Il décide donc d’attaquer, et d’attaquer par surprise. Et, comme il craint que ses compatriotes n’osent pas prendre la responsabilité d’une rupture, il les place en face d’un fait accompli. Il cherche une querelle d’Allemand à Sagonte, l’alliée de Rome, et met le siège devant la ville. Sagonte se défend avec l’énergie du désespoir, mais finit par succomber après huit mois de siège. Rome, abasourdie par tant d’audace, ne sait que penser. Rome délibère ; Rome se demande s’il ne faudrait pas secourir son alliée ; Rome envoie des ambassadeurs chargés de notes impressionnantes. Elle veut que Carthage désavoue Hannibal. Que dis-je ? elle prétend se faire livrer ce vainqueur. Carthage, enhardie par le succès, résiste : c’est la guerre.
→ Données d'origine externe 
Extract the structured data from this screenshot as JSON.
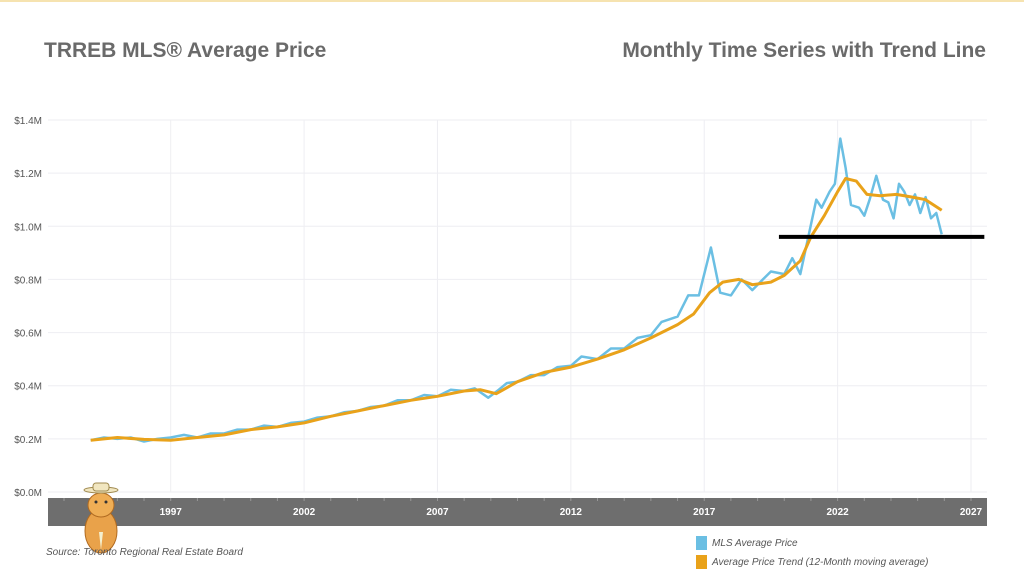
{
  "title": "TRREB MLS® Average Price",
  "subtitle": "Monthly Time Series with Trend Line",
  "source": "Source: Toronto Regional Real Estate Board",
  "colors": {
    "mls": "#6bbfe3",
    "trend": "#e9a21a",
    "axis_band": "#6e6e6e",
    "annotation": "#000000"
  },
  "chart_data": {
    "type": "line",
    "title": "TRREB MLS® Average Price",
    "xlim": [
      1992.4,
      2027.6
    ],
    "ylim": [
      0,
      1.4
    ],
    "grid": true,
    "legend_placement": "bottom-right",
    "x_ticks": [
      "1997",
      "2002",
      "2007",
      "2012",
      "2017",
      "2022",
      "2027"
    ],
    "y_ticks": [
      "$0.0M",
      "$0.2M",
      "$0.4M",
      "$0.6M",
      "$0.8M",
      "$1.0M",
      "$1.2M",
      "$1.4M"
    ],
    "series": [
      {
        "name": "MLS Average Price",
        "color": "#6bbfe3",
        "points": [
          [
            1994.0,
            0.195
          ],
          [
            1994.5,
            0.205
          ],
          [
            1995,
            0.2
          ],
          [
            1995.5,
            0.205
          ],
          [
            1996,
            0.19
          ],
          [
            1996.5,
            0.2
          ],
          [
            1997,
            0.205
          ],
          [
            1997.5,
            0.215
          ],
          [
            1998,
            0.205
          ],
          [
            1998.5,
            0.22
          ],
          [
            1999,
            0.22
          ],
          [
            1999.5,
            0.235
          ],
          [
            2000,
            0.235
          ],
          [
            2000.5,
            0.25
          ],
          [
            2001,
            0.245
          ],
          [
            2001.5,
            0.26
          ],
          [
            2002,
            0.265
          ],
          [
            2002.5,
            0.28
          ],
          [
            2003,
            0.285
          ],
          [
            2003.5,
            0.3
          ],
          [
            2004,
            0.305
          ],
          [
            2004.5,
            0.32
          ],
          [
            2005,
            0.325
          ],
          [
            2005.5,
            0.345
          ],
          [
            2006,
            0.345
          ],
          [
            2006.5,
            0.365
          ],
          [
            2007,
            0.36
          ],
          [
            2007.5,
            0.385
          ],
          [
            2008,
            0.38
          ],
          [
            2008.4,
            0.39
          ],
          [
            2008.9,
            0.355
          ],
          [
            2009.3,
            0.385
          ],
          [
            2009.6,
            0.41
          ],
          [
            2010,
            0.415
          ],
          [
            2010.5,
            0.44
          ],
          [
            2011,
            0.44
          ],
          [
            2011.5,
            0.47
          ],
          [
            2012,
            0.475
          ],
          [
            2012.4,
            0.51
          ],
          [
            2013,
            0.5
          ],
          [
            2013.5,
            0.54
          ],
          [
            2014,
            0.54
          ],
          [
            2014.5,
            0.58
          ],
          [
            2015,
            0.59
          ],
          [
            2015.4,
            0.64
          ],
          [
            2016,
            0.66
          ],
          [
            2016.4,
            0.74
          ],
          [
            2016.8,
            0.74
          ],
          [
            2017.25,
            0.92
          ],
          [
            2017.6,
            0.75
          ],
          [
            2018,
            0.74
          ],
          [
            2018.4,
            0.8
          ],
          [
            2018.8,
            0.76
          ],
          [
            2019.2,
            0.8
          ],
          [
            2019.5,
            0.83
          ],
          [
            2020,
            0.82
          ],
          [
            2020.3,
            0.88
          ],
          [
            2020.6,
            0.82
          ],
          [
            2020.9,
            0.96
          ],
          [
            2021.2,
            1.1
          ],
          [
            2021.4,
            1.07
          ],
          [
            2021.7,
            1.13
          ],
          [
            2021.9,
            1.16
          ],
          [
            2022.1,
            1.33
          ],
          [
            2022.3,
            1.22
          ],
          [
            2022.5,
            1.08
          ],
          [
            2022.8,
            1.07
          ],
          [
            2023.0,
            1.04
          ],
          [
            2023.2,
            1.1
          ],
          [
            2023.45,
            1.19
          ],
          [
            2023.7,
            1.1
          ],
          [
            2023.9,
            1.09
          ],
          [
            2024.1,
            1.03
          ],
          [
            2024.3,
            1.16
          ],
          [
            2024.5,
            1.13
          ],
          [
            2024.7,
            1.08
          ],
          [
            2024.9,
            1.12
          ],
          [
            2025.1,
            1.05
          ],
          [
            2025.3,
            1.11
          ],
          [
            2025.5,
            1.03
          ],
          [
            2025.7,
            1.05
          ],
          [
            2025.9,
            0.97
          ]
        ]
      },
      {
        "name": "Average Price Trend (12-Month moving average)",
        "color": "#e9a21a",
        "points": [
          [
            1994.0,
            0.195
          ],
          [
            1995,
            0.205
          ],
          [
            1996,
            0.198
          ],
          [
            1997,
            0.195
          ],
          [
            1998,
            0.205
          ],
          [
            1999,
            0.215
          ],
          [
            2000,
            0.235
          ],
          [
            2001,
            0.245
          ],
          [
            2002,
            0.26
          ],
          [
            2003,
            0.285
          ],
          [
            2004,
            0.305
          ],
          [
            2005,
            0.325
          ],
          [
            2006,
            0.345
          ],
          [
            2007,
            0.36
          ],
          [
            2008,
            0.38
          ],
          [
            2008.6,
            0.385
          ],
          [
            2009.2,
            0.37
          ],
          [
            2010,
            0.415
          ],
          [
            2011,
            0.45
          ],
          [
            2012,
            0.47
          ],
          [
            2013,
            0.5
          ],
          [
            2014,
            0.535
          ],
          [
            2015,
            0.58
          ],
          [
            2016,
            0.63
          ],
          [
            2016.6,
            0.67
          ],
          [
            2017.2,
            0.75
          ],
          [
            2017.7,
            0.79
          ],
          [
            2018.3,
            0.8
          ],
          [
            2018.8,
            0.78
          ],
          [
            2019.5,
            0.79
          ],
          [
            2020,
            0.815
          ],
          [
            2020.6,
            0.87
          ],
          [
            2021.0,
            0.96
          ],
          [
            2021.5,
            1.04
          ],
          [
            2022.0,
            1.13
          ],
          [
            2022.3,
            1.18
          ],
          [
            2022.7,
            1.17
          ],
          [
            2023.1,
            1.12
          ],
          [
            2023.6,
            1.115
          ],
          [
            2024.2,
            1.12
          ],
          [
            2024.8,
            1.11
          ],
          [
            2025.3,
            1.1
          ],
          [
            2025.9,
            1.06
          ]
        ]
      }
    ],
    "annotation_line": {
      "y": 0.96,
      "x": [
        2019.8,
        2027.5
      ]
    }
  }
}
Au printemps de 218, Hannibal quitte Carthagène pour entrer en campagne. Polybe lui attribue 102 000 hommes, dont 12 000 cavaliers. Mais les critiques modernes réduisent ce chiffre à 35 ou 40 000 hommes, dont 8 000 cavaliers. Effectif évidemment modeste : mais Alexandre n’en avait même pas autant pour conquérir l’Asie ! Ces troupes sont d’ailleurs excellentes. L’infanterie comprend, pour les deux tiers, des soldats d’Afrique, vieillis sous le harnois. La cavalerie se compose surtout de Numides. Hannibal emmène aussi 37 éléphans de combat. Ces massifs animaux, bardés de fer, constituent une redoutable arme de choc, plus encore par la terreur qu’ils inspirent que par le mal qu’ils font. Cette colossale artillerie lourde, dont les Romains sont dépourvus, assure aux Carthaginois un réel avantage moral. Les voies de l’expédition sont préparées à travers les pays neutres par un patient et obscur travail d’avant-guerre. Le terrain est reconnu, les itinéraires jalonnés, les passages repérés. Des hommes et des peuples, achetés d’avance, attendent l’armée punique en Catalogne et dans les Gaules. Sur les bords du Rhône, non loin de Valence, des magasins secrètement constitués regorgent de vivres, d’armes et d’équipemens. De l’autre côté des Alpes, les Cisalpins s’agitent, frémissans, et commencent à se soulever.